# SD card error... recover photos?



## Libelita (Sep 27, 2008)

Hi! I am having a big problem... I've been using my 2 gb sd card for about a year now. The first problem it gave me was to stop holding 2 gb and start only accepting 1gb of memory (pics etc.). I don't remember when it started doing that, but if there is any easy way to fix that, please let me know! 

my newest problem is that when I put it into my USB 2.0 card driver (Lacor computer&imaging is the type...a cheap thing I bought about 2 years ago) and tried to attach it to the computer, it wouldnt read it. this has happened a few times i think just cuz the driver is old, but it usualy works if i just move it around a bit... when my comp finally recognized the driver, it said that I should format my card, but it would alow me to go into the pics. 

I didn't have time to copy them because I was called to lunch, but I left the driver in the computer. when I came back, the computer had gone into hybernate so I turned it back on and it was no longer recognizing the driver, so I took it out and plugged it back into the computer...still nothing.

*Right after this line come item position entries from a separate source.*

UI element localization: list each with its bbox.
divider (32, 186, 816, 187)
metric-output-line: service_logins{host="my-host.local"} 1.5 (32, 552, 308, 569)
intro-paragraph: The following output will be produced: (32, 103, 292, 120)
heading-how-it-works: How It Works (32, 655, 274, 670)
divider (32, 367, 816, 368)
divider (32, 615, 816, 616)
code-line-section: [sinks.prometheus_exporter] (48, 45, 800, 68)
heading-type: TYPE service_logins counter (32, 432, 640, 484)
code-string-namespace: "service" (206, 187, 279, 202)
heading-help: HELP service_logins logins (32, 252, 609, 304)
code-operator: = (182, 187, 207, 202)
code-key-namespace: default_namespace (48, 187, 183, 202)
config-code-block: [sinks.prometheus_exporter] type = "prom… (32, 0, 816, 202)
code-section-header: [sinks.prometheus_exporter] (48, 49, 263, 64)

I did that about 4 times, then I found another card reader (MotionFlash 3 in 1 Card reader) and tried it in there. it gave me an error page and said that I had to format the card to try recover data, so I did. then when I went in to it again, it was completely empty, yet when I checked the storage space, it still says that there are 545MB in use...

My question is, are my pictures still on the card even thought I cant see them? if so, how can I access/recover them? is there any free software online, etc, I could use? and is there any way to recover the lost 1GB of space that just dissapeared?

Thanks for the help!


----------



## linskyjack (Aug 28, 2004)

The fact that your formatted it tells me that it will be very difficult to recover. You could always go to a service company to attempt a recovery, but that's very expensive.


----------



## mrss (Jun 13, 2007)

It may not be that dire. With my XP PC, I can format my SD and CF cards and my pictures can be recovered. It doesn't matter whether I click quick format or not. I can also format them in the camera and recover them. The only exception is if I choose the low level format in my Canon. That deletes the card 100%.

The original poster needs to get a card reader that isn't flaky though.You don't want to try recovery with a reader that's dropping data bits.

The two programs I use are mentioned in this thread.
http://forums.techguy.org/digital-photography-imaging/736020-sd-card-problems.html

You may have problems though if your card has something electrically wrong with it. The software works with cards that were erased by the user or perhaps formatted by mistake. Sometimes, a glitch will clear a whole sector in internal memory and that can't be recovered.

Good luck.


----------